Figuring Out Search Algorithms [Organizing Content 10]

In my last post, I argued that navigation systems can’t be entirely discarded in favor of search, because navigation helps users discover the unknown unknown. But now that we’ve covered navigation systems a bit, it’s time to move on to search, because search is undoubtedly a major way that users navigate help content. How can you organize your content so that the topics are findable in search?

Notice that I said “organize.” You’re still organizing your content, but on a smaller level. Rather than organizing topics within groupings or folders, you’re organizing the words within the topics. To make the topic visible, you have to organize the words in a way that maximizes visibility in the search.

But here is where things get confusing. Almost no one understands how search works. Google’s search works differently from Flare’s search. Flare’s search works differently from WordPress’s search. I’m guessing that the search in RoboHelp differs from the search in Author-it, which differs from the search in DITA-produced Eclipse help, and so on.

Each search engine has a unique algorithm that sorts and ranks information based on a set of variables and other factors, much more than simple keyword frequency. Here’s the key point: you can’t optimize search until you understand the search algorithm you’re optimizing for.

Google’s search algorithm

Although Google’s search algorithm is complex, it’s unquestionable that Google’s search results are based on some of the following factors:

  • The number of links pointing back to your site
  • The authority of the sites pointing back to your site
  • The text used in the links pointing back to your site
  • The location of the keywords the user is searching for, especially in the title and h1, h2, h3 tags
  • The frequency of the right keywords that the user is searching for
  • Your own site’s page rank

What about meta keywords and title tags? Not that important. You could stuff a ton of keywords into the header of your topic, but Google has been gamed with that trick long ago, so it ranks these keywords low. The genius of Google’s search stems from the collective wisdom of hyperlinks.
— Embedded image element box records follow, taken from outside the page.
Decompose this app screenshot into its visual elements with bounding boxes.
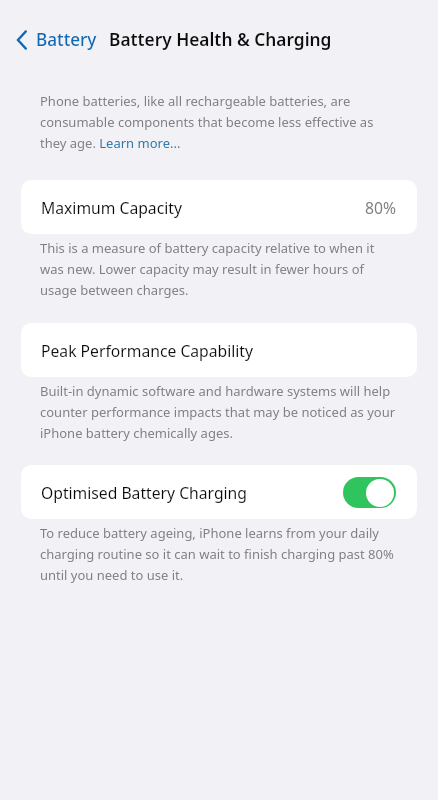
- staticText: Built-in dynamic software and hardware s…: [40, 382, 396, 441]
- staticText: Optimised Battery Charging: [41, 482, 247, 503]
- staticText: Battery Health & Charging: [109, 28, 332, 52]
- staticText: 80%: [365, 197, 396, 218]
- staticText: This is a measure of battery capacity re…: [40, 239, 396, 298]
- staticText: Maximum Capacity: [41, 197, 182, 218]
- button[interactable]: Peak Performance Capability: [21, 323, 417, 377]
- button[interactable]: Maximum Capacity: [21, 180, 417, 234]
- staticText: To reduce battery ageing, iPhone learns …: [40, 524, 396, 583]
- button[interactable]: Back to Battery: [13, 22, 100, 57]
- staticText: Phone batteries, like all rechargeable b…: [40, 92, 396, 151]
- button[interactable]: Optimised Battery Charging: [343, 477, 396, 508]
- staticText: Battery: [36, 28, 97, 51]
- staticText: Peak Performance Capability: [41, 340, 254, 361]
- button[interactable]: Optimised Battery Charging: [21, 465, 417, 519]
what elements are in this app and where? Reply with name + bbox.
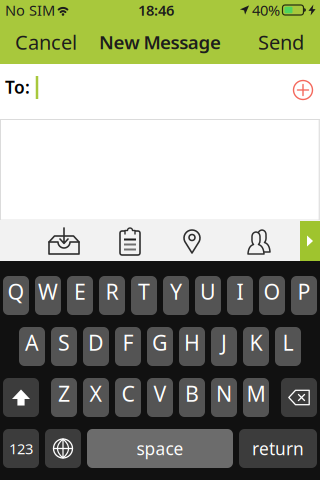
staticText: N [216,379,232,408]
staticText: Y [170,277,182,306]
button[interactable]: Add Contact [293,80,313,100]
button[interactable]: D [83,327,109,366]
staticText: G [152,328,168,357]
staticText: R [106,277,118,306]
button[interactable]: 123 [3,429,39,468]
button[interactable]: K [243,327,269,366]
staticText: C [122,379,134,408]
button[interactable]: I [227,276,253,315]
button[interactable]: J [211,327,237,366]
staticText: No SIM [5,0,55,20]
staticText: Z [58,379,70,408]
staticText: 40% [252,0,280,20]
button[interactable]: Q [3,276,29,315]
button[interactable]: H [179,327,205,366]
button[interactable]: V [147,378,173,417]
button[interactable]: Contacts [232,221,286,261]
button[interactable]: space [87,429,233,468]
button[interactable]: A [19,327,45,366]
staticText: L [282,328,294,357]
button[interactable]: Y [163,276,189,315]
button[interactable]: G [147,327,173,366]
staticText: D [88,328,104,357]
staticText: To: [5,76,30,98]
button[interactable]: B [179,378,205,417]
staticText: T [138,277,150,306]
button[interactable]: Shift [3,378,39,417]
staticText: A [25,328,39,357]
staticText: H [184,328,200,357]
button[interactable]: X [83,378,109,417]
staticText: Cancel [15,29,77,55]
staticText: 123 [9,439,33,458]
staticText: W [38,277,58,306]
button[interactable]: Z [51,378,77,417]
button[interactable]: Location [165,221,219,261]
button[interactable]: U [195,276,221,315]
button[interactable]: Next keyboard [45,429,81,468]
staticText: New Message [99,30,221,54]
button[interactable]: N [211,378,237,417]
staticText: return [252,437,304,460]
staticText: F [122,328,134,357]
staticText: V [154,379,166,408]
button[interactable]: L [275,327,301,366]
button[interactable]: Delete [281,378,317,417]
button[interactable]: C [115,378,141,417]
button[interactable]: R [99,276,125,315]
staticText: J [221,328,227,357]
button[interactable]: T [131,276,157,315]
button[interactable]: W [35,276,61,315]
button[interactable]: return [239,429,317,468]
button[interactable]: Cancel [15,29,77,55]
staticText: B [185,379,199,408]
staticText: space [136,437,184,460]
button[interactable]: E [67,276,93,315]
staticText: S [58,328,70,357]
staticText: E [74,277,86,306]
button[interactable]: Send [258,29,304,55]
staticText: K [250,328,262,357]
staticText: P [298,277,310,306]
staticText: Send [258,29,304,55]
button[interactable]: More [300,221,320,261]
staticText: O [264,277,280,306]
button[interactable]: P [291,276,317,315]
staticText: U [200,277,216,306]
staticText: I [236,277,244,306]
button[interactable]: O [259,276,285,315]
button[interactable]: Drafts [37,222,91,262]
button[interactable]: M [243,378,269,417]
button[interactable]: S [51,327,77,366]
staticText: M [246,379,266,408]
button[interactable]: Templates [103,221,157,261]
button[interactable]: F [115,327,141,366]
staticText: Q [8,277,24,306]
staticText: 18:46 [138,0,174,20]
staticText: X [90,379,102,408]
WordPress’ search algorithm

According to Lorelle Van Fossen, WordPress orders search results with the date as a major factor:

When you search in your WordPress blog, your search results are listed chronologically. Not by “most likely”, “most popular”, “most frequent use of the phrase”, or even alphabetically, just by date. And the chronological order runs from most recent to oldest. If the most likely post to provide the information the user is searching for is older, they will have to scroll towards the end of the list to find the most likely candidate for information. What are the odds they will, huh? This frustrates me no end.

Another frustration with WordPress searching is that it only searches posts. It does not search comments nor Pages. Only post content.
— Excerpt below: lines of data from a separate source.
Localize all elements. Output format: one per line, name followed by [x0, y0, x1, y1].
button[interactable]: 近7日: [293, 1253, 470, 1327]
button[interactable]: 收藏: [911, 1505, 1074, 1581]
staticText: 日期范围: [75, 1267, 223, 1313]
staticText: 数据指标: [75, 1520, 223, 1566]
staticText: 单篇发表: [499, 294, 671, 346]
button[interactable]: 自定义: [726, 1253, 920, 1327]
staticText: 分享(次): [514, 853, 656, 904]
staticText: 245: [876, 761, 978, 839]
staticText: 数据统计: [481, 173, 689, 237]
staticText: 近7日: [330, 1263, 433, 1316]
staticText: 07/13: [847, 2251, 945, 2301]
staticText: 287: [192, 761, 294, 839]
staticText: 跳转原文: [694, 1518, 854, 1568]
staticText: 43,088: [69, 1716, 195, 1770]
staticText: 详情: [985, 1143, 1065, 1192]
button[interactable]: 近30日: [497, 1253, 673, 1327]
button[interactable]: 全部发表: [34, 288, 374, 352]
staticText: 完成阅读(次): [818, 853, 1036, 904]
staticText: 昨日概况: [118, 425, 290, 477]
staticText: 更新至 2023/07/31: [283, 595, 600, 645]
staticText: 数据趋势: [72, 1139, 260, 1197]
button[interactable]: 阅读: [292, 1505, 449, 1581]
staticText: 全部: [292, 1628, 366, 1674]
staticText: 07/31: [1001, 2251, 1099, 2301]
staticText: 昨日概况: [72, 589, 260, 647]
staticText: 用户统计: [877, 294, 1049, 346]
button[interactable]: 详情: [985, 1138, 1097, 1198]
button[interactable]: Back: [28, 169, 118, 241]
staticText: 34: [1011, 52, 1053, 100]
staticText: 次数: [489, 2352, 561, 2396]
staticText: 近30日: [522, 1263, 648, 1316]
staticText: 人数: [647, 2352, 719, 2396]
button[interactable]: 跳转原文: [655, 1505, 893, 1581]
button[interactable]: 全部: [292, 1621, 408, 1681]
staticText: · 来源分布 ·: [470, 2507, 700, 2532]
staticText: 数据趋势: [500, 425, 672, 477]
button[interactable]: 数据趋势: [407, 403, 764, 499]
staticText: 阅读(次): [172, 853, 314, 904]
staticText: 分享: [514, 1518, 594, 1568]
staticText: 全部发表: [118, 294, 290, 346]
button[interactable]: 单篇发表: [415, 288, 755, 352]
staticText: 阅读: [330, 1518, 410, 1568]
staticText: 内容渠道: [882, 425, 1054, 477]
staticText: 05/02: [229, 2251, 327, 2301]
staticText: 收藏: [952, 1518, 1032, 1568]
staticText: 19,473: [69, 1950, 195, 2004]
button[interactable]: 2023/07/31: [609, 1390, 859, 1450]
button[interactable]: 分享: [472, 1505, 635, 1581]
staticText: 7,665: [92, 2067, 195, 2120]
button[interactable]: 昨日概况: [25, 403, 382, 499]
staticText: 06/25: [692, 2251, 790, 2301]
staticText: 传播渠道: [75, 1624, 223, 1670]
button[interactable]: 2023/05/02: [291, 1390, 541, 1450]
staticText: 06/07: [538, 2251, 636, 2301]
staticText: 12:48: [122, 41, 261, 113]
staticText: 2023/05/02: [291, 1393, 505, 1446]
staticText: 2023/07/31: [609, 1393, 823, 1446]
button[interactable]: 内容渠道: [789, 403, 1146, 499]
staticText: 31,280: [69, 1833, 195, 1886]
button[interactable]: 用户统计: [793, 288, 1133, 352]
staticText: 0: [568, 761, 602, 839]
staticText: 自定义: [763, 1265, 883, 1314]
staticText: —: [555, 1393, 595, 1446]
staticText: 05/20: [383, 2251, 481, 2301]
Notice that while links pointing to your content factor high in Google, these same backlinks are non-factors in the WordPress search algorithm. In WordPress, the date of the post seems to matter most.

Madcap Flare’s search algorithm

Since Flare is the help authoring tool I’m currently using, I’ll dive into its search algorithm with more depth. According to Rob Houser in Flare Tip: How the full-text search works, Flare’s search weighs the following three factors with the most significance:

  • Exact matches
  • Frequency of the words
  • Location of the words

Rob explains,

Flare ranks exact matches of the term the user enters higher than partial matches. An exact match uses the same form of the term (for instance, an exact match for “deleting files” would be “deleting” or “files”). A partial match may share the same root word as the original search term, but the terms aren’t exactly the same (for instance, the user might search for “deleting files” and the search would also find “delete”, “deletion”, “file”, and “filed”).
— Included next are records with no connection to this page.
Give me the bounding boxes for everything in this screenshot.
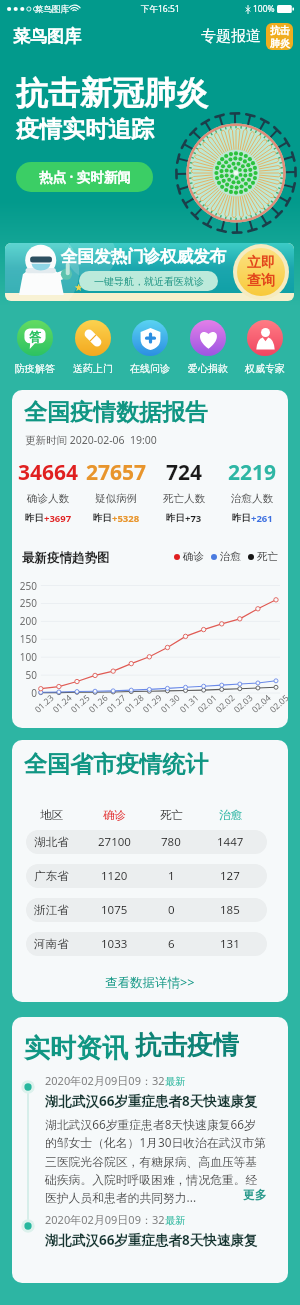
staticText: 治愈 [220,550,241,563]
staticText: 250 [12,579,37,593]
staticText: 查看数据详情>> [105,974,195,991]
staticText: 2020年02月09日09：32 [45,1073,165,1088]
staticText: 100% [253,3,275,15]
staticText: 湖北武汉66岁重症患者8天快速康复66岁的邹女士（化名）1月30日收治在武汉市第… [45,1116,267,1206]
staticText: 死亡人数 [163,492,205,505]
staticText: 200 [12,614,37,628]
button[interactable]: 2020年02月09日09：32 [45,1212,267,1249]
staticText: 死亡 [257,550,278,563]
staticText: 昨日 [166,512,185,524]
staticText: 02.01 [195,692,220,716]
staticText: +73 [185,512,202,525]
button[interactable]: 权威专家 [239,320,291,375]
staticText: 抗击 [270,24,290,37]
button[interactable]: 查看数据详情>> [12,971,288,993]
staticText: 在线问诊 [130,362,170,375]
staticText: 防疫解答 [15,362,55,375]
staticText: 一键导航，就近看医就诊 [94,275,204,288]
button[interactable]: 湖北省 [26,830,267,854]
staticText: 昨日 [232,512,251,524]
staticText: 确诊 [183,550,204,563]
staticText: 01.28 [122,692,147,716]
staticText: 实时资讯 [24,1029,135,1065]
staticText: 02.03 [231,692,256,716]
staticText: 治愈 [219,808,242,822]
staticText: +5328 [112,512,140,525]
staticText: 湖北省 [34,835,69,849]
staticText: 立即 [247,254,275,272]
staticText: 全国疫情数据报告 [24,398,208,427]
button[interactable]: 浙江省 [26,898,267,922]
button[interactable]: 在线问诊 [124,320,176,375]
staticText: 1447 [217,834,244,850]
staticText: 724 [166,458,203,487]
button[interactable]: 全国发热门诊权威发布 [5,243,294,301]
staticText: 肺炎 [270,37,290,50]
staticText: 湖北武汉66岁重症患者8天快速康复 [45,1092,258,1110]
staticText: 死亡 [160,808,183,822]
staticText: 100 [12,650,37,664]
staticText: 2020年02月09日09：32 [45,1212,165,1227]
staticText: 昨日 [25,512,44,524]
staticText: 50 [12,668,37,682]
staticText: 0 [12,686,37,700]
staticText: 02.02 [213,692,238,716]
staticText: 01.23 [32,692,57,716]
staticText: 疑似病例 [95,492,137,505]
staticText: 2219 [228,458,277,487]
staticText: 确诊人数 [27,492,69,505]
staticText: 150 [12,632,37,646]
staticText: 02.05 [267,692,288,716]
staticText: 更新时间 2020-02-06 19:00 [25,433,157,447]
button[interactable]: 抗击肺炎 [266,23,293,50]
staticText: 01.31 [177,692,202,716]
staticText: 湖北武汉66岁重症患者8天快速康复 [45,1231,258,1249]
staticText: 最新疫情趋势图 [22,550,110,566]
button[interactable]: 广东省 [26,864,267,888]
button[interactable]: 送药上门 [67,320,119,375]
staticText: 菜鸟图库 [35,4,69,15]
staticText: 专题报道 [201,27,261,46]
staticText: 1120 [101,868,128,884]
staticText: 全国省市疫情统计 [24,750,208,779]
staticText: 最新 [165,1075,185,1088]
staticText: 地区 [40,808,63,822]
staticText: 查询 [247,272,275,290]
staticText: 01.27 [104,692,129,716]
staticText: 下午16:51 [141,3,180,15]
staticText: 1033 [101,936,128,952]
staticText: 01.29 [140,692,165,716]
button[interactable]: 2020年02月09日09：32 [45,1073,267,1221]
staticText: 01.26 [86,692,111,716]
staticText: 34664 [18,458,79,487]
staticText: 01.25 [68,692,93,716]
staticText: 27657 [86,458,147,487]
staticText: 答 [29,329,41,344]
staticText: 131 [220,936,240,952]
staticText: 最新 [165,1214,185,1227]
staticText: 全国发热门诊权威发布 [61,246,226,267]
staticText: 127 [220,868,240,884]
staticText: 热点 · 实时新闻 [39,168,131,186]
staticText: 6 [168,936,175,952]
staticText: 780 [161,834,181,850]
staticText: 01.30 [158,692,183,716]
staticText: 抗击疫情 [135,1029,239,1062]
staticText: 昨日 [93,512,112,524]
button[interactable]: 答 [9,320,61,375]
staticText: 送药上门 [73,362,113,375]
staticText: 广东省 [34,869,69,883]
staticText: 27100 [98,834,131,850]
staticText: +3697 [44,512,72,525]
button[interactable]: 立即 [237,248,285,296]
button[interactable]: 热点 · 实时新闻 [16,162,153,192]
button[interactable]: 爱心捐款 [182,320,234,375]
staticText: +261 [251,512,273,525]
staticText: 菜鸟图库 [13,26,81,47]
button[interactable]: 河南省 [26,932,267,956]
staticText: 01.24 [50,692,75,716]
staticText: 权威专家 [245,362,285,375]
staticText: 更多 [243,1188,267,1203]
staticText: 治愈人数 [231,492,273,505]
staticText: 1 [168,868,175,884]
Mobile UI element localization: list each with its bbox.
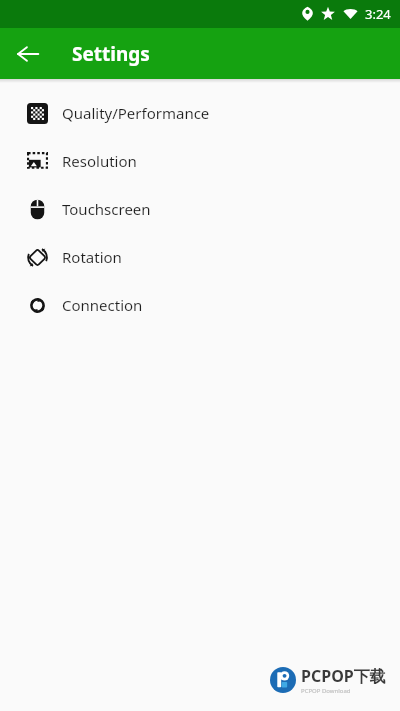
staticText: Settings [72,41,150,67]
staticText: 3:24 [365,5,391,23]
staticText: Quality/Performance [62,103,210,123]
staticText: PCPOP Download [301,687,351,695]
button[interactable]: Back [6,32,50,76]
staticText: Connection [62,295,143,315]
button[interactable]: Rotation [0,233,400,281]
button[interactable]: Connection [0,281,400,329]
button[interactable]: Resolution [0,137,400,185]
staticText: Rotation [62,247,122,267]
staticText: PCPOP下载 [301,665,386,687]
button[interactable]: Quality/Performance [0,89,400,137]
button[interactable]: Touchscreen [0,185,400,233]
staticText: Resolution [62,151,137,171]
staticText: Touchscreen [62,199,151,219]
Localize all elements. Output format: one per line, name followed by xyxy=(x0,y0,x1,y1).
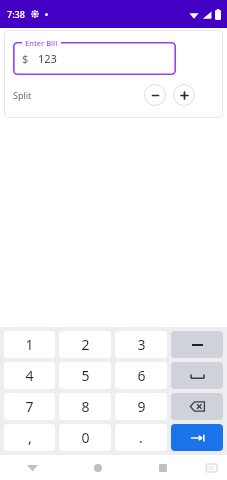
button[interactable]: Space xyxy=(171,362,223,389)
button[interactable]: 7 xyxy=(4,393,55,420)
staticText: Enter Bill xyxy=(25,38,58,48)
button[interactable]: Enter xyxy=(171,424,223,451)
button[interactable]: Back xyxy=(0,455,65,480)
staticText: 7:38 xyxy=(7,8,25,20)
staticText: Split xyxy=(13,89,32,101)
staticText: , xyxy=(28,428,32,447)
staticText: 0 xyxy=(81,428,90,447)
button[interactable]: Decrease split xyxy=(144,84,166,106)
staticText: 4 xyxy=(25,366,34,385)
button[interactable]: 8 xyxy=(59,393,111,420)
staticText: 5 xyxy=(81,366,90,385)
staticText: 123 xyxy=(38,51,57,66)
staticText: 2 xyxy=(81,335,90,354)
button[interactable]: 9 xyxy=(115,393,167,420)
staticText: 7 xyxy=(25,397,34,416)
button[interactable]: . xyxy=(115,424,167,451)
staticText: 8 xyxy=(81,397,90,416)
button[interactable]: 6 xyxy=(115,362,167,389)
button[interactable]: Recent apps xyxy=(130,455,195,480)
button[interactable]: 1 xyxy=(4,331,55,358)
staticText: 1 xyxy=(25,335,34,354)
button[interactable]: Switch keyboard xyxy=(195,455,227,480)
button[interactable]: 2 xyxy=(59,331,111,358)
button[interactable]: , xyxy=(4,424,55,451)
button[interactable]: 3 xyxy=(115,331,167,358)
button[interactable]: Delete xyxy=(171,393,223,420)
button[interactable]: 0 xyxy=(59,424,111,451)
staticText: 9 xyxy=(137,397,146,416)
button[interactable]: Increase split xyxy=(173,84,195,106)
staticText: 6 xyxy=(137,366,146,385)
button[interactable]: Enter Bill xyxy=(13,42,176,75)
button[interactable]: 4 xyxy=(4,362,55,389)
staticText: . xyxy=(139,428,143,447)
staticText: $ xyxy=(22,51,29,66)
button[interactable]: Minus xyxy=(171,331,223,358)
button[interactable]: Home xyxy=(65,455,130,480)
button[interactable]: 5 xyxy=(59,362,111,389)
staticText: 3 xyxy=(137,335,146,354)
I’m not sure where Rob is getting his information, whether through experimentation with Flare or conversations with Flare developers. But let’s assume Rob is right. There are still many questions unanswered, namely how to create an exact match. If the topic title doesn’t provide the exact match, how do you create the match?

The Problem with Using Index Keywords

Flare doesn’t have a section where you can stuff a file with meta keywords. But you can stuff a topic with index keywords. Index keywords are included in the search algorithm. (Concept keywords are excluded, by the way.)

However, using index keywords as meta keywords presents a dilemma. If exact matches factor highest in the search, you should add index keywords according to the phrases you think users will search for in the help, right? But the way users enter keywords in search boxes differs from the way users browse an index.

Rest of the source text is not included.